A modeling tool has been developed that enables drilling engineers to design vibration resistant bottom hole assemblies (BHA's), given tool placement constraints and desired directional objectives. This model can be applied to configurations with the majority of common components, including rotary steerables, bi-center bits, roller-reamers, hole openers, and eccentric mass stabilizers. Modeling results have been validated in large, intermediate, and small hole sizes. In these applications, predicted behavior and field observations have compared well. Redesign has resulted in improved drilling results, including increased on-bottom drilling time, longer tool life, higher Rate of Penetration (ROP), reduced non-productive time associated with tripping, and even better hole quality.
As use of the operator's ROP management process has spread through the company (Dupriest, 2005), downhole vibrations have been identified as one of the most significant factors limiting further ROP and footage improvements. Rig site personnel use vibrations data from downhole sensors and Mechanical Specific Energy (MSE) diagnostics to achieve the minimum vibrational levels possible with the existing assembly. The nature of the remaining vibrations is identified, and the BHA is then redesigned in a way that addresses the specific form of vibration that is limiting performance. The field assessment of the vibrational limiter and the redesign process are repeated from well to well.
Vibrations mitigation is posed more as a design problem than an analytical one. The model characterizes the lateral vibration, or whirl, tendencies of BHA's, enabling quick and easy comparison of potential BHA design candidates. A BHA can be designed to minimize vibrational tendencies for a given set of operating parameters, or the optimal operating parameters can be predicted for a given BHA configuration. The model has unique displays to support both pre-drill vibrations forecasting and post-drill hind casting. Several case studies are provided to illustrate the value of this technology.
Introduction
Vibration of drillstrings and bottom hole assemblies has contributed to operational problems since rotary drilling was first invented in 1930. Failure of drillstring components, such as Rotary Steerable (RSS) or Logging While Drilling (LWD) tools, may result in non-productive time while tripping to replace the failed equipment. Downhole components may eventually part so that fishing or sidetracking operations are required. In some situations, equipment failure may also result in well abandonment. In addition to these unplanned events, whirl or lateral vibration causes the cutting action of the bit to be inefficient and ROP may decline significantly. The operator drills approximately four million feet of hole each year, and MSE analysis suggests the performance in over 40% of this footage is adversely affected by whirl.

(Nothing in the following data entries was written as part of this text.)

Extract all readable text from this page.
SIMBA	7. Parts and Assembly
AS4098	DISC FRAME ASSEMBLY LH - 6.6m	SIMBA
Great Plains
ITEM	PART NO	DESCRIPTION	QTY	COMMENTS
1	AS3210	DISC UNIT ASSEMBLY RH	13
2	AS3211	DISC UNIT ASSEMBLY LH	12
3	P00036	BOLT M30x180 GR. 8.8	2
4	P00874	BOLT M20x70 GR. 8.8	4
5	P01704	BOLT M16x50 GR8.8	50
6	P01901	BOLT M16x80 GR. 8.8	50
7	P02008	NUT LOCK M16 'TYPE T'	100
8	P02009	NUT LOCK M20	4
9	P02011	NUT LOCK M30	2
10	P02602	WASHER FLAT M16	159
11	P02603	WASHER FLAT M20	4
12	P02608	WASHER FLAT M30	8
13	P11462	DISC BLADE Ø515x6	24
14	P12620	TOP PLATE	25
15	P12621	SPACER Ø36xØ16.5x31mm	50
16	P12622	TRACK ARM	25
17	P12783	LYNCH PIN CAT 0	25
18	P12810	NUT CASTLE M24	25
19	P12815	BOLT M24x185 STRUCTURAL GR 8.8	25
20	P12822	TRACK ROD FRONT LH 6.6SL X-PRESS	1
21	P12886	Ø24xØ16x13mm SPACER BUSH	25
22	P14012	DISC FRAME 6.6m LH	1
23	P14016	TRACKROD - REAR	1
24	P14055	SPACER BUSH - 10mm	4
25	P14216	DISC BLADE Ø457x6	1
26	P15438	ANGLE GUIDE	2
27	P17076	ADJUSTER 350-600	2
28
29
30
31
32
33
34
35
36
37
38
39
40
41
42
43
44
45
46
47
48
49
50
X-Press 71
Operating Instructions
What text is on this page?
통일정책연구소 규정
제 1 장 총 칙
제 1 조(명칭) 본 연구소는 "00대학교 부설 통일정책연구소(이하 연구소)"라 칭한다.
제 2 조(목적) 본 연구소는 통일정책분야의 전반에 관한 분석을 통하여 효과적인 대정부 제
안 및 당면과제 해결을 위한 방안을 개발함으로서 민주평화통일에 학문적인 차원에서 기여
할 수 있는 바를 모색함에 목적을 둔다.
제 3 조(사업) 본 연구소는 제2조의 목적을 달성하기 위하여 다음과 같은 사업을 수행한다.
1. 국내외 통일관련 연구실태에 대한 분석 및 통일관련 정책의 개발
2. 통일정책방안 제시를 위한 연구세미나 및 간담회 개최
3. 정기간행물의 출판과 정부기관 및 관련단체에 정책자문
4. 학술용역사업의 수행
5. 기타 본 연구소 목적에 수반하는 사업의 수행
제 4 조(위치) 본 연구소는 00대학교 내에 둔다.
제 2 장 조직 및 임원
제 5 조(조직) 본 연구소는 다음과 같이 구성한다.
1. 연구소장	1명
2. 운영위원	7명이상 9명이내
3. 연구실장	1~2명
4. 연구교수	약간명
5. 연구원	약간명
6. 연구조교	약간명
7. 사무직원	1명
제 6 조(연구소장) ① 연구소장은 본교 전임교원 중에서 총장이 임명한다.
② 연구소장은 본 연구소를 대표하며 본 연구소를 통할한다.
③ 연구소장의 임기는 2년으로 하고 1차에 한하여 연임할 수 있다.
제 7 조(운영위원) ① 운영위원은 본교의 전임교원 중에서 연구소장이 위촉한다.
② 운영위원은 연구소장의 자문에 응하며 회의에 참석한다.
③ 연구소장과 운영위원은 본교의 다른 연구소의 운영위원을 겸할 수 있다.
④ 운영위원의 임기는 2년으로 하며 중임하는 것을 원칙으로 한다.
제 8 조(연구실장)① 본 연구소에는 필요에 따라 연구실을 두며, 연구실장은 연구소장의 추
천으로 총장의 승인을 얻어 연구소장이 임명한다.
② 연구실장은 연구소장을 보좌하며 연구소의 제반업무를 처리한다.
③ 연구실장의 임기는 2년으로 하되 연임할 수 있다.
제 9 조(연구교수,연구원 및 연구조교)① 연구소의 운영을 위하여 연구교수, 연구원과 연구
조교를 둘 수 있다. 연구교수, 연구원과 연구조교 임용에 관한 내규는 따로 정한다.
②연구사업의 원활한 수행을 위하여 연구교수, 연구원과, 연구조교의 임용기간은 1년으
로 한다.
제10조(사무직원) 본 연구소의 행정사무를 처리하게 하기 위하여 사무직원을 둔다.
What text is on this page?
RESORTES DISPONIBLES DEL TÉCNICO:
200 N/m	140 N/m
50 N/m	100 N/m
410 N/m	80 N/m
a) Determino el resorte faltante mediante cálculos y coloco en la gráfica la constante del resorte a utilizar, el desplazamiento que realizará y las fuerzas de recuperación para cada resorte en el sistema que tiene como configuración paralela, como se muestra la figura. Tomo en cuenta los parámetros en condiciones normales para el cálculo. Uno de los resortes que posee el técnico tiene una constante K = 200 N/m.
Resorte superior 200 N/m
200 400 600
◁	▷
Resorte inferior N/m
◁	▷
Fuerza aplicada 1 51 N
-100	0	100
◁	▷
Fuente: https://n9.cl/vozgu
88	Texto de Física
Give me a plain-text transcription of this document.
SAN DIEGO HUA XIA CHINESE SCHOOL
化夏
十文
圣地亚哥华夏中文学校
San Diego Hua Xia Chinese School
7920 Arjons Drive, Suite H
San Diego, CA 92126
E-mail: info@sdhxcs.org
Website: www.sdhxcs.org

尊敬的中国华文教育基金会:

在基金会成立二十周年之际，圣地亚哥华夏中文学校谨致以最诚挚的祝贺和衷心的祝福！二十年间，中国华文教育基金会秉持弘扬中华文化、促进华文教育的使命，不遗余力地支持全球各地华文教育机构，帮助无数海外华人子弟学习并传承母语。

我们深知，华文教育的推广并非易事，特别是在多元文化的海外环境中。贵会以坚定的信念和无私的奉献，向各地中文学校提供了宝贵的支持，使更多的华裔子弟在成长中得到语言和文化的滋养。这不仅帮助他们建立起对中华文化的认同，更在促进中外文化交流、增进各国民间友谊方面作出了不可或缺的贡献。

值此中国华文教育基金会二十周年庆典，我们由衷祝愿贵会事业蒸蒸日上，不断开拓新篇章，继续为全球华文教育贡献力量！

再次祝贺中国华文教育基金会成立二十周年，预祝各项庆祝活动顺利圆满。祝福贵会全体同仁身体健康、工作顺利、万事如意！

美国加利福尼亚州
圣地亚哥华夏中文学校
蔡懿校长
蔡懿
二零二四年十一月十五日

At various times in the past, investigators have focused on certain elements of the drillstring dynamics problem and made some progress, to be succeeded by new theories using generally more complicated models. Critical rotary speed guidelines were included in early editions of the API RP7G drillstring standard (e.g., 1984). One critical speed formula depended on the length of a drillstring, thus identifying a vibrational depth-dependency, but this section was deleted from later versions because it was considered to be insufficiently precise. Dareing (1984) found that the length of drill collars in particular is a key element in the bottom hole assembly (BHA) vibration problem. Mitchell (1987) identified harmonic resonance of the BHA as a major factor in several case studies of BHA failures. Spanos and Payne (1992) used a frequency domain eigenmode analysis to investigate the problem, primarily focusing on the identification of critical modes and corresponding rotary speeds. Critical mode analysis is still of interest in present models (e.g. Chen, 2007).